At the same time, refinery sources from the Shandong refining hub in Dongying said they had not received any notices yet regarding the need to cap run rates during the upcoming event.
“But it’s likely that crude throughput will be capped from end January or early February in order to curb emissions during the winter and during the Winter Olympics,” said a Dongying-based refining source.
In addition, the refineries which still rely on trucks for feedstock delivery are required to shut during the event, according to refining sources.
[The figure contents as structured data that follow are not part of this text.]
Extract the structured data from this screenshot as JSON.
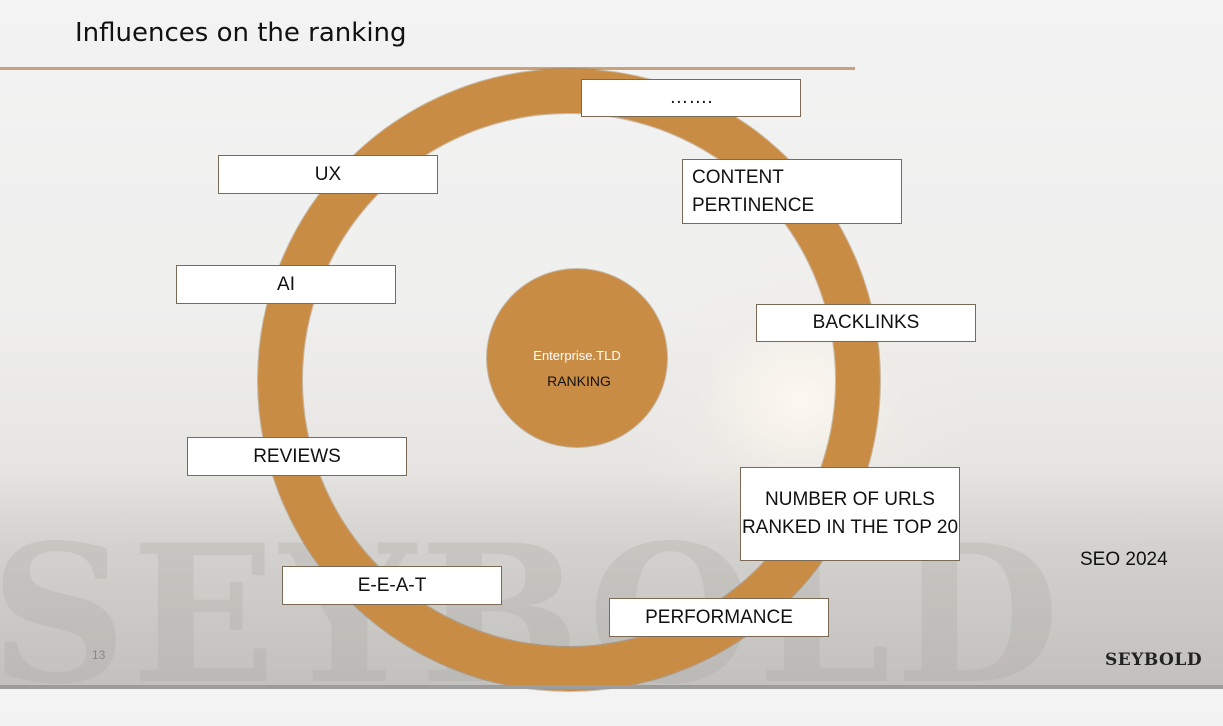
{
  "slide": {
    "title": "Influences on the ranking",
    "page_number": "13",
    "tag": "SEO 2024",
    "logo": "SEYBOLD",
    "watermark": "SEYBOLD"
  },
  "diagram": {
    "center": {
      "line1": "Enterprise.TLD",
      "line2": "RANKING"
    },
    "factors": [
      "…….",
      "CONTENT PERTINENCE",
      "BACKLINKS",
      "NUMBER OF URLS RANKED IN THE TOP 20",
      "PERFORMANCE",
      "E-E-A-T",
      "REVIEWS",
      "AI",
      "UX"
    ]
  },
  "colors": {
    "ring": "#c98c45",
    "accent_rule": "#c9a27a",
    "box_border": "#7a6a55"
  }
}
The Dongying-based 4 million mt/year independent Hualian Petrochemical was likely shut because of this.
Most of the key independent refineries in Shandong have been connected with crude pipeline from ports, so that only very few refineries are likely to be shut due to the transportation issue.
Some refinery sources said that the Olympics is not the only factor that would affect the run rates at Shandong’s independent refineries.
“The run rates are also capped a little bit due to the recent long-lasting checks on tax-related issues in the regions,” said a trader source, adding that the refineries’ product sales were affected because of those checks, thus affecting overall crude throughput.
Independent refiners are set to face the toughest crackdown since the sector was liberalized and given access to imported crude in 2015. Before 2021, independent refiners were finding ways to use policy loopholes, but last year the government started to tighten supervision by launching investigations on the sector’s operations, taxation compliance and environmental responsibility.
A Zibo-based independent refinery will likely shut one crude distillation unit from next week, which will see its crude throughput falling by about 40% to around 4,000-5,000 mt per day, according to a refinery source.
“The margins has been narrowing slightly recently, also the Chinese New Year is coming, so we plan to cut throughput,” said the source.
Some refineries scheduled maintenance in the period too, such as Shenchi Petrochemical which is likely to shut its 2.6 million mt/year plant from early February, market sources said.
Shandong-based independent refineries imported about 123 million mt of crude, bitumen blend and fuel oil for use as feedstock in 2021, down by about 9.4% year on year from 136 million mt in 2020, according to Platts data.
In China, refineries built and operated by state-owned companies — CNOOC, PetroChina, Sinochem and Sinopec — do not need quotas to import crude. All other refineries, including independents and those owned and operated by state-owned companies such as ChemChina and Norinco, require quotas.